MANIKIN
Biomechanically Accurate Neural Inverse Kinematics for Human Motion Estimation
Abstract
Mixed Reality systems aim to estimate a user’s full-body joint configurations from just the pose of the end effectors, primarily head and hand poses. Existing methods often involve solving inverse kinematics (IK) to obtain the full skeleton from just these sparse observations, usually directly optimizing the joint angle parameters of a human skeleton. Since this accumulates error through the kinematic tree, predicted end effector poses fail to align with the provided input pose. This leads to discrepancies between the predicted and the actual hand positions or feet that penetrate the ground. In this paper, we first refine the commonly used SMPL parametric model by embedding anatomical constraints that reduce the degrees of freedom for specific parameters to more closely mirror human biomechanics. This ensures that our model produces physically plausible pose predictions. We then propose a biomechanically accurate neural inverse kinematics solver (MANIKIN) for full-body motion tracking. MANIKIN is based on swivel angle prediction and perfectly matches input poses while avoiding ground penetration. We evaluate MANIKIN in extensive experiments on motion capture datasets and demonstrate that our method surpasses the state of the art in quantitative and qualitative results at fast inference speed.
Reference
Jiaxi Jiang, Paul Streli, Xuejing Luo, Christoph Gebhardt, and Christian Holz. MANIKIN: Biomechanically Accurate Neural Inverse Kinematics for Human Motion Estimation. In European Conference on Computer Vision 2024 (ECCV).
BibTeX citation
@inproceedings{jiang2024manikin, title={Manikin: Biomechanically accurate neural inverse kinematics for human motion estimation}, author={Jiang, Jiaxi and Streli, Paul and Luo, Xuejing and Gebhardt, Christoph and Holz, Christian}, booktitle={European Conference on Computer Vision}, year={2024}, organization={Springer} }
Human Motion Modeling
Figure 2: Comparison between SMPL and biomechanically constraint limb motion: (a) the skeleton of the SMPL model, (b) unrealistic SMPL joint configurations in the AMASS dataset, (c) biomechanically plausible joint configurations, (d) swivel angle parametrization of arm and leg.
Neural Inverse Kinematics
Figure 3: Overview of MANIKIN for full-body pose estimation from sparse tracking signals. Given the 6 DoF of the head and two hands, the neural network predicts the foot pose, swivel angles for arms and legs, as well as joint angles in the torso. Next, the shoulder and hip position can be obtained through forward kinematics on the torso. Given the poses of an end effector (hand and foot), predicted swivel angles, and base joint (shoulder and hip) positions, we use analytic geometry to get all limb joint configurations. Combined with the predicted torso joints, we obtain a full-body pose.

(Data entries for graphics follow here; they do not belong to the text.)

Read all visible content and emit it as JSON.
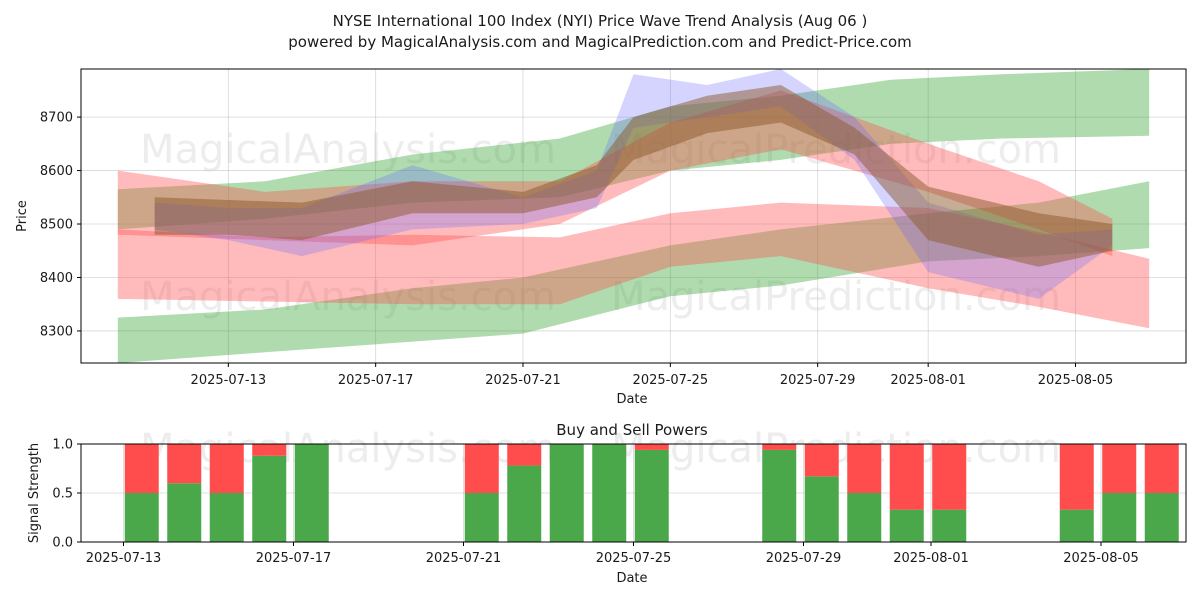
{
  "title_line1": "NYSE International 100 Index (NYI) Price Wave Trend Analysis (Aug 06 )",
  "title_line2": "powered by MagicalAnalysis.com and MagicalPrediction.com and Predict-Price.com",
  "watermarks": [
    "MagicalAnalysis.com",
    "MagicalPrediction.com"
  ],
  "colors": {
    "green_band": "#2ca02c",
    "red_band": "#ff4d4d",
    "blue_band": "#6666ff",
    "buy": "#4aa84a",
    "sell": "#ff4d4d"
  },
  "chart_data": [
    {
      "type": "area",
      "title": "",
      "xlabel": "Date",
      "ylabel": "Price",
      "xlim": [
        "2025-07-09",
        "2025-08-08"
      ],
      "ylim": [
        8240,
        8790
      ],
      "yticks": [
        8300,
        8400,
        8500,
        8600,
        8700
      ],
      "xticks": [
        "2025-07-13",
        "2025-07-17",
        "2025-07-21",
        "2025-07-25",
        "2025-07-29",
        "2025-08-01",
        "2025-08-05"
      ],
      "grid": true,
      "bands": [
        {
          "name": "green-upper-band",
          "color": "green",
          "x": [
            "2025-07-10",
            "2025-07-14",
            "2025-07-18",
            "2025-07-22",
            "2025-07-25",
            "2025-07-28",
            "2025-07-31",
            "2025-08-03",
            "2025-08-07"
          ],
          "low": [
            8490,
            8510,
            8540,
            8550,
            8600,
            8620,
            8650,
            8660,
            8665
          ],
          "high": [
            8565,
            8580,
            8630,
            8660,
            8720,
            8740,
            8770,
            8780,
            8790
          ]
        },
        {
          "name": "green-lower-band",
          "color": "green",
          "x": [
            "2025-07-10",
            "2025-07-14",
            "2025-07-18",
            "2025-07-21",
            "2025-07-23",
            "2025-07-25",
            "2025-07-28",
            "2025-08-01",
            "2025-08-04",
            "2025-08-07"
          ],
          "low": [
            8240,
            8260,
            8280,
            8295,
            8330,
            8365,
            8385,
            8430,
            8440,
            8455
          ],
          "high": [
            8325,
            8340,
            8380,
            8400,
            8430,
            8460,
            8490,
            8520,
            8540,
            8580
          ]
        },
        {
          "name": "red-upper-band",
          "color": "red",
          "x": [
            "2025-07-10",
            "2025-07-14",
            "2025-07-18",
            "2025-07-22",
            "2025-07-25",
            "2025-07-28",
            "2025-08-01",
            "2025-08-04",
            "2025-08-06"
          ],
          "low": [
            8480,
            8470,
            8460,
            8500,
            8600,
            8640,
            8560,
            8490,
            8440
          ],
          "high": [
            8600,
            8560,
            8580,
            8580,
            8690,
            8750,
            8650,
            8580,
            8510
          ]
        },
        {
          "name": "red-lower-band",
          "color": "red",
          "x": [
            "2025-07-10",
            "2025-07-14",
            "2025-07-18",
            "2025-07-22",
            "2025-07-25",
            "2025-07-28",
            "2025-08-01",
            "2025-08-04",
            "2025-08-07"
          ],
          "low": [
            8360,
            8355,
            8350,
            8350,
            8420,
            8440,
            8380,
            8345,
            8305
          ],
          "high": [
            8490,
            8475,
            8480,
            8475,
            8520,
            8540,
            8530,
            8485,
            8435
          ]
        },
        {
          "name": "blue-wave-band",
          "color": "blue",
          "x": [
            "2025-07-11",
            "2025-07-13",
            "2025-07-15",
            "2025-07-18",
            "2025-07-21",
            "2025-07-23",
            "2025-07-24",
            "2025-07-26",
            "2025-07-28",
            "2025-07-30",
            "2025-08-01",
            "2025-08-04",
            "2025-08-06"
          ],
          "low": [
            8490,
            8470,
            8440,
            8490,
            8500,
            8530,
            8680,
            8700,
            8720,
            8620,
            8410,
            8360,
            8460
          ],
          "high": [
            8540,
            8530,
            8530,
            8610,
            8550,
            8600,
            8780,
            8760,
            8790,
            8700,
            8540,
            8480,
            8490
          ]
        },
        {
          "name": "brown-consensus-band",
          "color": "brown",
          "x": [
            "2025-07-11",
            "2025-07-13",
            "2025-07-15",
            "2025-07-18",
            "2025-07-21",
            "2025-07-23",
            "2025-07-24",
            "2025-07-26",
            "2025-07-28",
            "2025-07-30",
            "2025-08-01",
            "2025-08-04",
            "2025-08-06"
          ],
          "low": [
            8480,
            8480,
            8470,
            8520,
            8520,
            8550,
            8620,
            8670,
            8690,
            8630,
            8470,
            8420,
            8450
          ],
          "high": [
            8550,
            8545,
            8540,
            8580,
            8560,
            8610,
            8700,
            8740,
            8760,
            8680,
            8570,
            8520,
            8500
          ]
        }
      ]
    },
    {
      "type": "bar",
      "title": "Buy and Sell Powers",
      "xlabel": "Date",
      "ylabel": "Signal Strength",
      "xlim": [
        "2025-07-12",
        "2025-08-07"
      ],
      "ylim": [
        0,
        1
      ],
      "yticks": [
        "0.0",
        "0.5",
        "1.0"
      ],
      "xticks": [
        "2025-07-13",
        "2025-07-17",
        "2025-07-21",
        "2025-07-25",
        "2025-07-29",
        "2025-08-01",
        "2025-08-05"
      ],
      "categories": [
        "2025-07-13",
        "2025-07-14",
        "2025-07-15",
        "2025-07-16",
        "2025-07-17",
        "2025-07-21",
        "2025-07-22",
        "2025-07-23",
        "2025-07-24",
        "2025-07-25",
        "2025-07-28",
        "2025-07-29",
        "2025-07-30",
        "2025-07-31",
        "2025-08-01",
        "2025-08-04",
        "2025-08-05",
        "2025-08-06"
      ],
      "series": [
        {
          "name": "Buy",
          "values": [
            0.5,
            0.6,
            0.5,
            0.88,
            1.0,
            0.5,
            0.78,
            1.0,
            1.0,
            0.94,
            0.94,
            0.67,
            0.5,
            0.33,
            0.33,
            0.33,
            0.5,
            0.5
          ]
        },
        {
          "name": "Sell",
          "values": [
            0.5,
            0.4,
            0.5,
            0.12,
            0.0,
            0.5,
            0.22,
            0.0,
            0.0,
            0.06,
            0.06,
            0.33,
            0.5,
            0.67,
            0.67,
            0.67,
            0.5,
            0.5
          ]
        }
      ]
    }
  ]
}
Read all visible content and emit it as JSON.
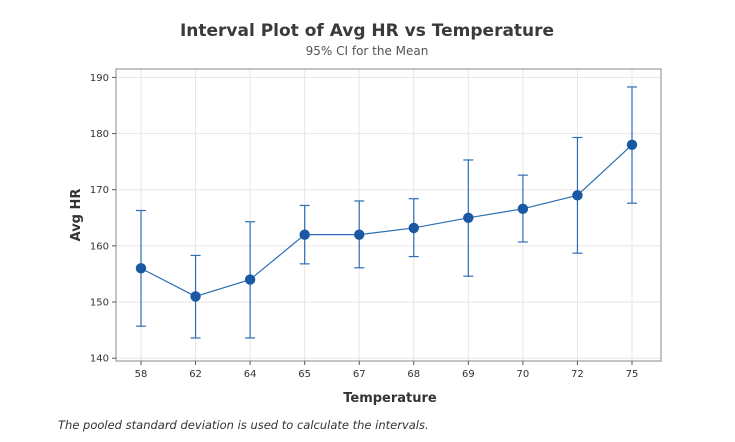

Figure 4: Illustrations of the triangular geometry of the human limbs. (a) shows the relationship between swivel angel and mid joint position. (b) to (d) show the procedure to rotate the limb from T-pose to desired positions.
Results
Figure 5: Visual comparisons of different methods under the first and third person views. The ground truth pose is colored in transparent gray. Our method can perfectly match the hand observation and has better full-body prediction results than other methods.